Organic foods may significantly improve your gut health, according to a new study. When researchers compared organic apples to conventionally grown apples, they discovered the former contain a more diverse population of bacteria, which can have some health benefits.
The team found organic apples contain a healthy probiotic known as Lactobacillus. Meanwhile, the study also found the chance of finding pathogenic bacteria like Escherichia and Shigella was higher in conventional apples. These kinds of bacteria tend to lead to food poisoning.
“Vegetables and fruits, especially when consumed raw, represent the most important source for a diverse microbial community, which is mandatory for a healthy gut microbiome and our immune system,” study author Birgit Wassermann, a PhD student at the Graz University of Technology in Austria, told a news portal.
The team chose to investigate apples for their research because it is one of the popular food items that are widely consumed across the globe. The reason raw fruits and vegetables are rich sources of gut bacteria is because when you cook food it kills off all the bacteria.
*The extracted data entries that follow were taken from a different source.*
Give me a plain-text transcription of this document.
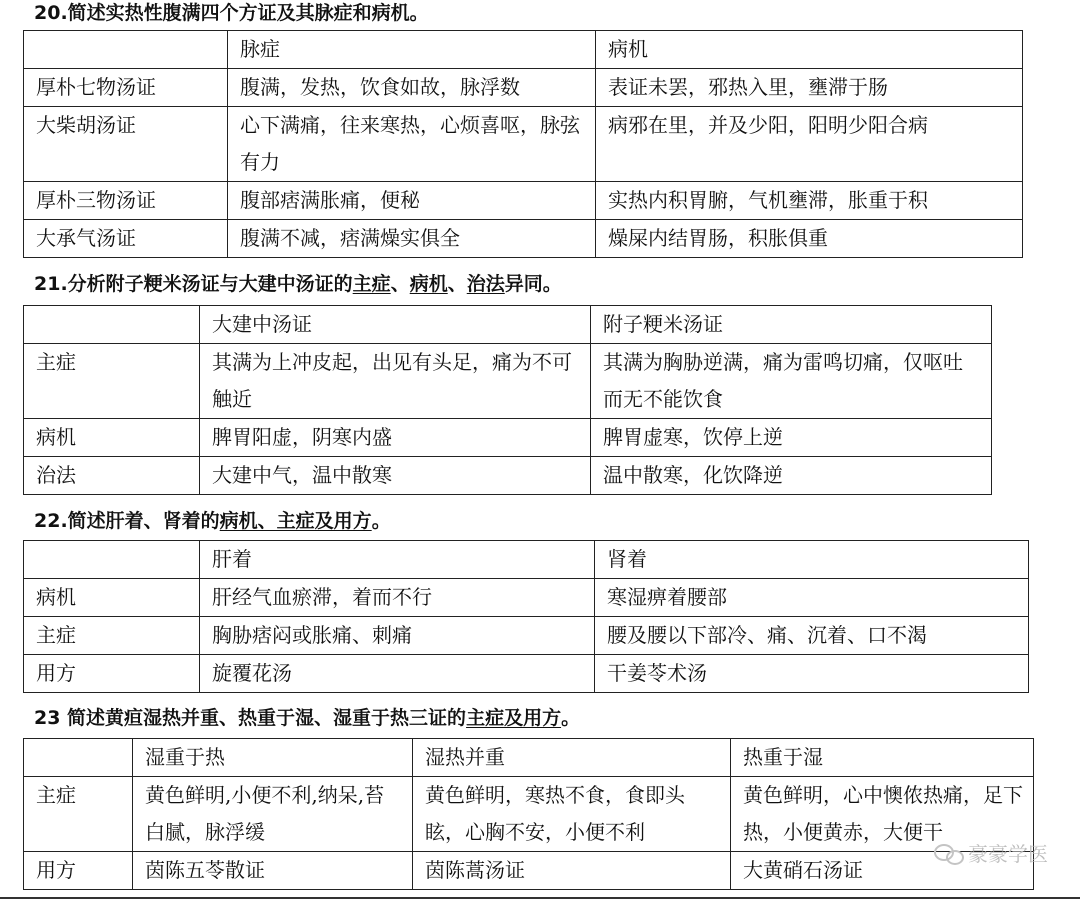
20.简述实热性腹满四个方证及其脉症和病机。
	脉症	病机
厚朴七物汤证	腹满，发热，饮食如故，脉浮数	表证未罢，邪热入里，壅滞于肠
大柴胡汤证	心下满痛，往来寒热，心烦喜呕，脉弦有力	病邪在里，并及少阳，阳明少阳合病
厚朴三物汤证	腹部痞满胀痛，便秘	实热内积胃腑，气机壅滞，胀重于积
大承气汤证	腹满不减，痞满燥实俱全	燥屎内结胃肠，积胀俱重
21.分析附子粳米汤证与大建中汤证的主症、病机、治法异同。
	大建中汤证	附子粳米汤证
主症	其满为上冲皮起，出见有头足，痛为不可触近	其满为胸胁逆满，痛为雷鸣切痛，仅呕吐而无不能饮食
病机	脾胃阳虚，阴寒内盛	脾胃虚寒，饮停上逆
治法	大建中气，温中散寒	温中散寒，化饮降逆
22.简述肝着、肾着的病机、主症及用方。
	肝着	肾着
病机	肝经气血瘀滞，着而不行	寒湿痹着腰部
主症	胸胁痞闷或胀痛、刺痛	腰及腰以下部冷、痛、沉着、口不渴
用方	旋覆花汤	干姜苓术汤
23 简述黄疸湿热并重、热重于湿、湿重于热三证的主症及用方。
	湿重于热	湿热并重	热重于湿
主症	黄色鲜明,小便不利,纳呆,苔白腻，脉浮缓	黄色鲜明，寒热不食，食即头眩，心胸不安，小便不利	黄色鲜明，心中懊侬热痛，足下热，小便黄赤，大便干
用方	茵陈五苓散证	茵陈蒿汤证	大黄硝石汤证
豪豪学医
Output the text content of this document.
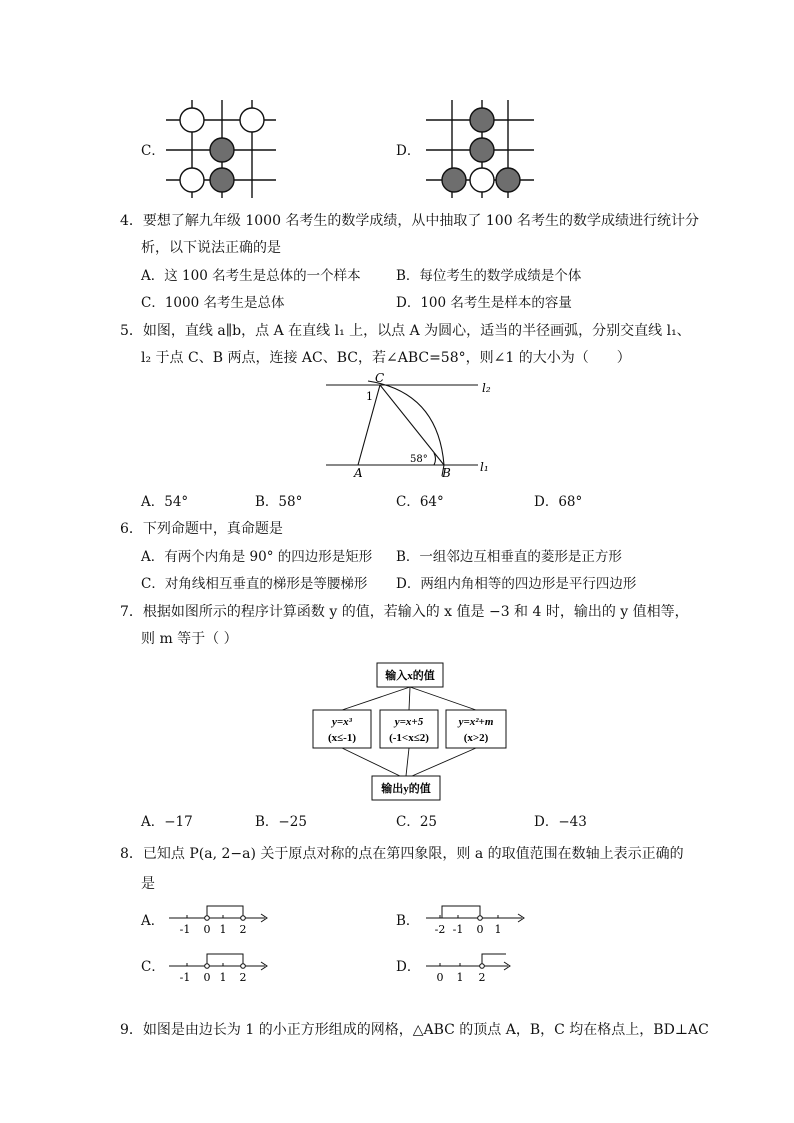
C．	D．
4．要想了解九年级 1000 名考生的数学成绩，从中抽取了 100 名考生的数学成绩进行统计分
析，以下说法正确的是
A．这 100 名考生是总体的一个样本	B．每位考生的数学成绩是个体
C．1000 名考生是总体	D．100 名考生是样本的容量
5．如图，直线 a∥b，点 A 在直线 l₁ 上，以点 A 为圆心，适当的半径画弧，分别交直线 l₁、
l₂ 于点 C、B 两点，连接 AC、BC，若∠ABC=58°，则∠1 的大小为（　　）
C
1
l₂
A
58°
B l₁
A．54°	B．58°	C．64°	D．68°
6．下列命题中，真命题是
A．有两个内角是 90° 的四边形是矩形 B．一组邻边互相垂直的菱形是正方形
C．对角线相互垂直的梯形是等腰梯形 D．两组内角相等的四边形是平行四边形
7．根据如图所示的程序计算函数 y 的值，若输入的 x 值是 −3 和 4 时，输出的 y 值相等，
则 m 等于（ ）
输入x的值
y=x³
(x≤-1)
y=x+5
(-1<x≤2)
y=x²+m
(x>2)
输出y的值
A．−17	B．−25	C．25	D．−43
8．已知点 P(a, 2−a) 关于原点对称的点在第四象限，则 a 的取值范围在数轴上表示正确的
是
A．
-1 0 1 2
B．
-2 -1 0 1
C．
-1 0 1 2
D．
0 1 2
9．如图是由边长为 1 的小正方形组成的网格，△ABC 的顶点 A，B，C 均在格点上，BD⊥AC
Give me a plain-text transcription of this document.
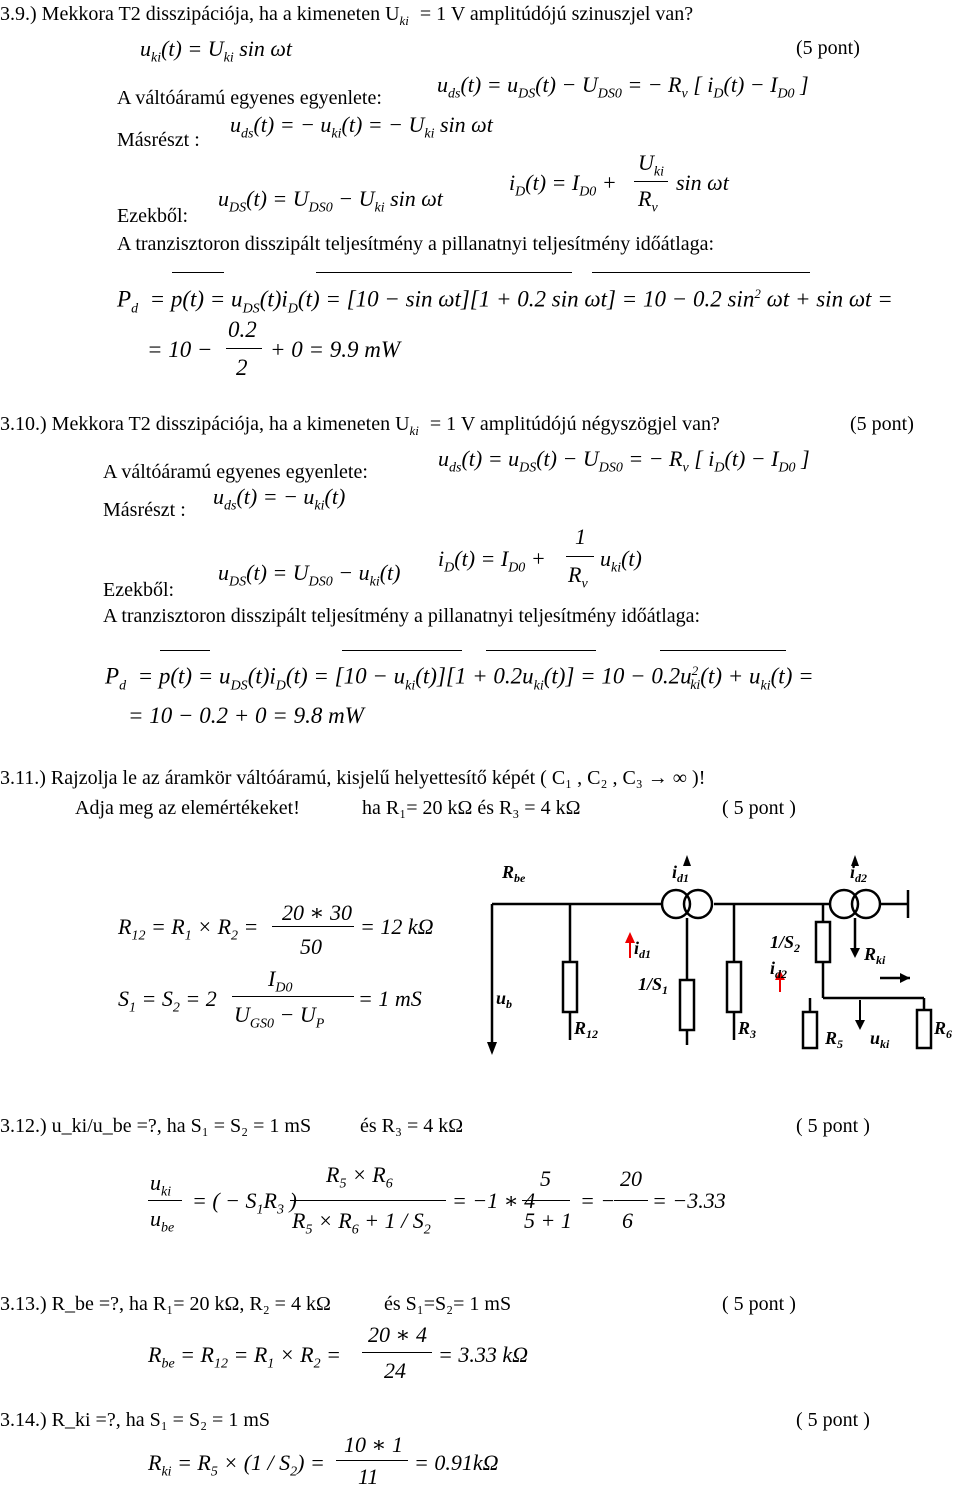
3.9.) Mekkora T2 disszipációja, ha a kimeneten $U_{ki} = 1$ V amplitúdójú szinuszjel van?
$u_{ki}(t) = U_{ki}$ sin ωt	(5 pont)
A váltóáramú egyenes egyenlete:
$u_{ds}(t) = u_{DS}(t) - U_{DS0}$ = − $R_v$ [ $i_D(t) - I_{D0}$ ]
Másrészt :
$u_{ds}(t)$ = − $u_{ki}(t)$ = − $U_{ki}$ sin ωt
$i_D(t) = I_{D0}$ +
$U_{ki}$
$R_v$
sin ωt
Ezekből:
$u_{DS}(t) = U_{DS0} - U_{ki}$ sin ωt
A tranzisztoron disszipált teljesítmény a pillanatnyi teljesítmény időátlaga:
$P_d = p(t) = u_{DS}(t)i_D(t) = [10 - \sin \omega t][1 + 0.2$ sin ωt] = 10 − 0.2 $\sin^2 \omega t + \sin \omega t$ =
= 10 −
0.2
2
+ 0 = 9.9 mW
3.10.) Mekkora T2 disszipációja, ha a kimeneten $U_{ki} = 1$ V amplitúdójú négyszögjel van?	(5 pont)
A váltóáramú egyenes egyenlete:
$u_{ds}(t) = u_{DS}(t) - U_{DS0}$ = − $R_v$ [ $i_D(t) - I_{D0}$ ]
Másrészt :
$u_{ds}(t)$ = − $u_{ki}(t)$
$i_D(t) = I_{D0}$ +
1
$R_v$
$u_{ki}(t)$
Ezekből:
$u_{DS}(t) = U_{DS0} - u_{ki}(t)$
A tranzisztoron disszipált teljesítmény a pillanatnyi teljesítmény időátlaga:
$P_d = p(t) = u_{DS}(t)i_D(t) = [10 - u_{ki}(t)][1 + 0.2u_{ki}(t)] = 10 - 0.2u^2_{ki}(t) + u_{ki}(t)$ =
= 10 − 0.2 + 0 = 9.8 mW
3.11.) Rajzolja le az áramkör váltóáramú, kisjelű helyettesítő képét ( C₁ , C₂ , C₃ → ∞ )!
Adja meg az elemértékeket!	ha R₁= 20 kΩ és R₃ = 4 kΩ	( 5 pont )
$R_{12} = R_1 \times R_2$ =
20 ∗ 30
50
= 12 kΩ
$S_1 = S_2 = 2$
$I_{D0}$
$U_{GS0} - U_P$
= 1 mS
$R_{be}$	$i_{d1}$	$i_{d2}$
$u_b$
$R_{12}$	$R_3$	$R_5$ $u_{ki}$
$R_6$
$R_{ki}$
$1/S_1$
$1/S_2$
$i_{d1}$
$i_{d2}$
3.12.) u_ki/u_be =?, ha S₁ = S₂ = 1 mS és R₃ = 4 kΩ	( 5 pont )
$u_{ki}$
$u_{be}$
= ( − $S_1R_3$ )
$R_5 \times R_6$
$R_5 \times R_6 + 1 / S_2$
= −1 ∗ 4
5
5 + 1
= −
20
6
= −3.33
3.13.) R_be =?, ha R₁= 20 kΩ, R₂ = 4 kΩ	és S₁=S₂= 1 mS	( 5 pont )
$R_{be} = R_{12} = R_1 \times R_2$ =
20 ∗ 4
24
= 3.33 kΩ
3.14.) R_ki =?, ha S₁ = S₂ = 1 mS	( 5 pont )
$R_{ki} = R_5 \times (1 / S_2)$ =
10 ∗ 1
11
= 0.91kΩ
“The highly diverse microbiome of organically managed apples might limit or hamper the abundance of human pathogens, simply by outcompeting them,” Wassermann told a news portal. Adding,“Probably, the microbial pool organic apple trees are exposed to is more diverse and more balanced and potentially supports the plant also in resistance during pathogen attack.”
However,Wassermann notes that her findings do not mean you avoid eating fresh foods just because you can't afford organic, which can be expensive. “Organic or conventional? Pretty irrelevant. The main thing is that people eat more fresh produce in general,” Wassermann told a news portal.
Increasing your intake of fresh fruits and vegetables can have immense benefits for your health regardless of what kind you choose. “The most important thing I tell my patients is this: Increasing your fruit and vegetable consumption is far more important than organic versus non-organic. If you choose not to eat fruits and vegetables because you can’t afford organic, that’s the wrong choice. Any fruits and vegetables are better than none,” Kristin Kirkpatrick, the manager of Wellness Nutrition Services at Cleveland Clinic Wellness Institute, told a news portal.